Table 3 shows the comparison of the results of this method and its competitors on the aluminum electrolytic cell condition dataset. The results contain the average
error_rates and the fluctuation ranges of every algorithm in ten experiments.
The comparison shows that when a supervised learning algorithm is used to deal with the problem of lacking labeled samples, the classification effect is not satisfactory and the classification of the error rate is greatly affected by the training set. When we use traditional semi-supervised learning algorithms such as co-training and M-Co-Forest, it is obvious that the error rate is lower than the supervised learning algorithm. This shows that semi-supervised learning uses unlabeled samples to extract information. Finally, the SSNEL has the best performance and the average error rate is only 0.186, which can relieve the reliance on manual observation to identify the condition of the electrolytic cell in the actual industry. The main reasons are as follows:
The SSNEL uses integrated classifiers instead of weak classifiers (such as decision tree, k-nearest neighbor) for semi-supervised learning. It can fully mine the information in unlabeled samples, and also reduces the impact of a small number of wrong labels.

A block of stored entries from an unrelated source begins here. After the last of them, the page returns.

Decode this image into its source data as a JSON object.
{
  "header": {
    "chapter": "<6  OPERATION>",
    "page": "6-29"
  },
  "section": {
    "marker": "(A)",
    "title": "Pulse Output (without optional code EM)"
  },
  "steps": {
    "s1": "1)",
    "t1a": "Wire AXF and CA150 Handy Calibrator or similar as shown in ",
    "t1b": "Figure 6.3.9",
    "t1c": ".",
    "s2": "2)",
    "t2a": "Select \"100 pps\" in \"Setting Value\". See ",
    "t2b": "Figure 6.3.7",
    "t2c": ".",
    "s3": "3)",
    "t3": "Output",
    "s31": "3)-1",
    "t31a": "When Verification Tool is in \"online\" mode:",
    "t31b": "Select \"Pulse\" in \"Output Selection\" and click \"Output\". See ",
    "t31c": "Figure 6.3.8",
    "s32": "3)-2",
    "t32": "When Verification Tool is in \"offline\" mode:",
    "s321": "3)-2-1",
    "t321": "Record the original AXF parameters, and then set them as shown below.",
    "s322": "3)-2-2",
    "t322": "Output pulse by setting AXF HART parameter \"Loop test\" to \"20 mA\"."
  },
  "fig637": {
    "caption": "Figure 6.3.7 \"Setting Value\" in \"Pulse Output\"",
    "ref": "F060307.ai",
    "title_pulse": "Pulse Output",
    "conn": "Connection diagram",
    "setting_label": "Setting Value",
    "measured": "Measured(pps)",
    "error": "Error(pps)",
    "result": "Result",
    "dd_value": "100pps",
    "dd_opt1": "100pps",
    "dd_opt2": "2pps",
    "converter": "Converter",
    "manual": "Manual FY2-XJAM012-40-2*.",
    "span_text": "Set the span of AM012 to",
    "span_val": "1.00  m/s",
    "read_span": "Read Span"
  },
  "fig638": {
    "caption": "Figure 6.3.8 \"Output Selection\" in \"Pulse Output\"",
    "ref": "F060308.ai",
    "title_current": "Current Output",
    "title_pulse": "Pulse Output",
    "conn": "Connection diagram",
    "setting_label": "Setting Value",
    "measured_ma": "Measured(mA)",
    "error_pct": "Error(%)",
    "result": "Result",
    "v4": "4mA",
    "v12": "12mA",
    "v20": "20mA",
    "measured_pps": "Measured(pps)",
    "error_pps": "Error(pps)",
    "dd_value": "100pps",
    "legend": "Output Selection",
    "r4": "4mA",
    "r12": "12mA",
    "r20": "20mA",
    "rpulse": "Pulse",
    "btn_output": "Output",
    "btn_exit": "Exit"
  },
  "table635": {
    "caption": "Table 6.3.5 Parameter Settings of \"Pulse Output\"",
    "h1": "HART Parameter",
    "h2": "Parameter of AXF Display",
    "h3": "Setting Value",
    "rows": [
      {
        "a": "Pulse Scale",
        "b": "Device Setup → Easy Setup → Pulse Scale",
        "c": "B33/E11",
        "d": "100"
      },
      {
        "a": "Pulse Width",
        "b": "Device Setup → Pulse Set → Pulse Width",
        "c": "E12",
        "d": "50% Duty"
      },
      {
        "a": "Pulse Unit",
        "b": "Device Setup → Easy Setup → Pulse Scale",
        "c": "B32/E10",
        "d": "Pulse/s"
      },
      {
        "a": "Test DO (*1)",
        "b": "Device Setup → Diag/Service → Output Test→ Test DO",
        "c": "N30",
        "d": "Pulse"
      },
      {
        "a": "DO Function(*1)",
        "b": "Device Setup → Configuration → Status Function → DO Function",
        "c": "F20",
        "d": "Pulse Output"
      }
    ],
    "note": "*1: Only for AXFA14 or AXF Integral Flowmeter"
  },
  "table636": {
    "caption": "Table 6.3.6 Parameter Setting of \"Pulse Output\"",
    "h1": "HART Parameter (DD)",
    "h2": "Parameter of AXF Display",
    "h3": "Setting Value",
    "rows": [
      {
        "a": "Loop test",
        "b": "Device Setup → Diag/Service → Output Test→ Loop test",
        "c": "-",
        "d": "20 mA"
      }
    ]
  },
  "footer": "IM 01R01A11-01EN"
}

The SSNEL applies near neighbor-based pseudo-labeled samples select strategies (DSSA and SPDA) to gradually obtain more accurate pseudo-labeled samples to improve the classifiers.

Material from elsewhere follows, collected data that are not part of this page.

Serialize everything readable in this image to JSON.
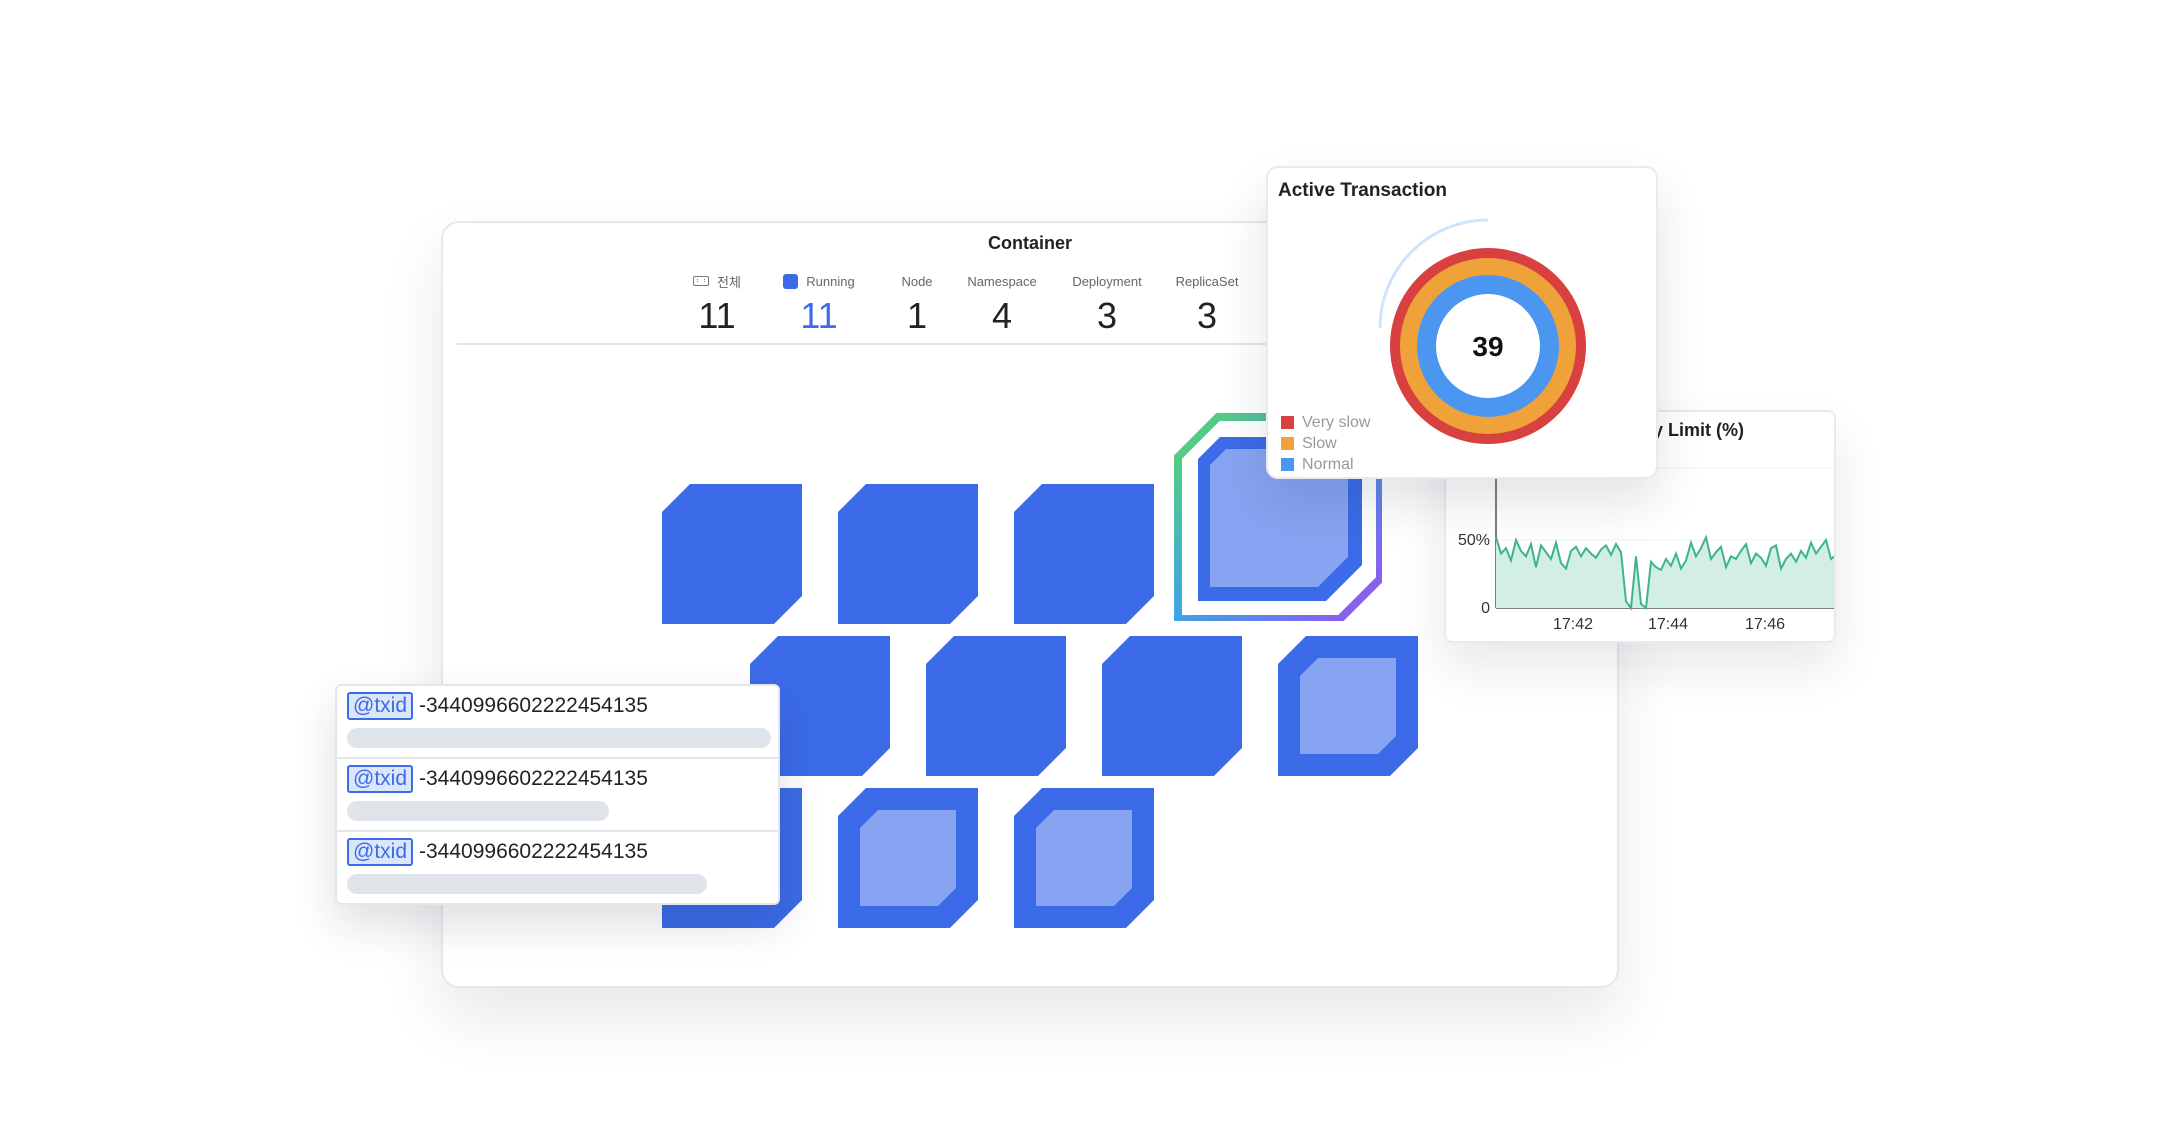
{
  "container": {
    "title": "Container",
    "stats": [
      {
        "label": "전체",
        "value": "11",
        "icon": "grid-icon"
      },
      {
        "label": "Running",
        "value": "11",
        "icon": "running-square-icon"
      },
      {
        "label": "Node",
        "value": "1"
      },
      {
        "label": "Namespace",
        "value": "4"
      },
      {
        "label": "Deployment",
        "value": "3"
      },
      {
        "label": "ReplicaSet",
        "value": "3"
      }
    ],
    "colors": {
      "cell": "#3b6be8",
      "cell_inner": "#87a4f2"
    }
  },
  "active_transaction": {
    "title": "Active Transaction",
    "value": "39",
    "legend": [
      {
        "label": "Very slow",
        "color": "#d94040"
      },
      {
        "label": "Slow",
        "color": "#f0a23a"
      },
      {
        "label": "Normal",
        "color": "#4a96f0"
      }
    ]
  },
  "memory": {
    "title": "y Limit (%)",
    "chart_data": {
      "type": "area",
      "ylabel": "",
      "yticks": [
        "50%",
        "0"
      ],
      "xticks": [
        "17:42",
        "17:44",
        "17:46"
      ],
      "ylim": [
        0,
        100
      ],
      "values": [
        52,
        40,
        44,
        35,
        50,
        42,
        38,
        47,
        30,
        46,
        41,
        36,
        48,
        33,
        29,
        42,
        45,
        38,
        44,
        40,
        37,
        43,
        46,
        39,
        47,
        41,
        5,
        0,
        38,
        3,
        0,
        34,
        30,
        28,
        36,
        31,
        40,
        29,
        35,
        48,
        38,
        44,
        52,
        36,
        41,
        45,
        30,
        38,
        36,
        42,
        47,
        33,
        40,
        37,
        31,
        44,
        46,
        29,
        36,
        40,
        34,
        42,
        37,
        48,
        40,
        45,
        50,
        36,
        39
      ]
    },
    "colors": {
      "line": "#3fb488",
      "fill": "#d3eee3"
    }
  },
  "transactions": {
    "tag": "@txid",
    "rows": [
      {
        "id": "-3440996602222454135",
        "bar": 0.95
      },
      {
        "id": "-3440996602222454135",
        "bar": 0.59
      },
      {
        "id": "-3440996602222454135",
        "bar": 0.81
      }
    ]
  }
}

To sum up, in the absence of labeled samples, the algorithm the SSNEL proposed in this paper has a more satisfying classification effect. On the one hand, the classification error rate is lower. On the other hand, dealing with large uncertainties in the sample set, the SSNEL has some robustness and classification results which are not affected significantly by random factors.
In order to further illustrate the effectiveness of the method in the industrial field, the range of various parameters of the aluminum electrolytic cell under stable operating conditions is taken into account, and is summarized in
Table 4. The mechanism analysis of three samples determined to be unstable by the SSNEL is shown in
Table 5.
From a mechanistic perspective, workers can judge the samples according to data and experience [
34]. Take the sample on 21 June 2018 as an example. On the one hand, the temperature of the electrolyte was too high, which caused the superheat to be too high; and the molecular ratio was too high, which inhibited the separation effect of carbon slag and the electrolyte which both reduced current efficiency. Using mechanism data analysis can explain the reasons for the floating of the cell condition according to the change of the data. At the same time, it validates the aluminum electrolytic cell condition evaluation model from the point of view of mechanism. Therefore, the results of the SSNEL could be confirmed by mechanism analysis. In addition, the SSNEL can reduce the dependence on experience to a certain extent.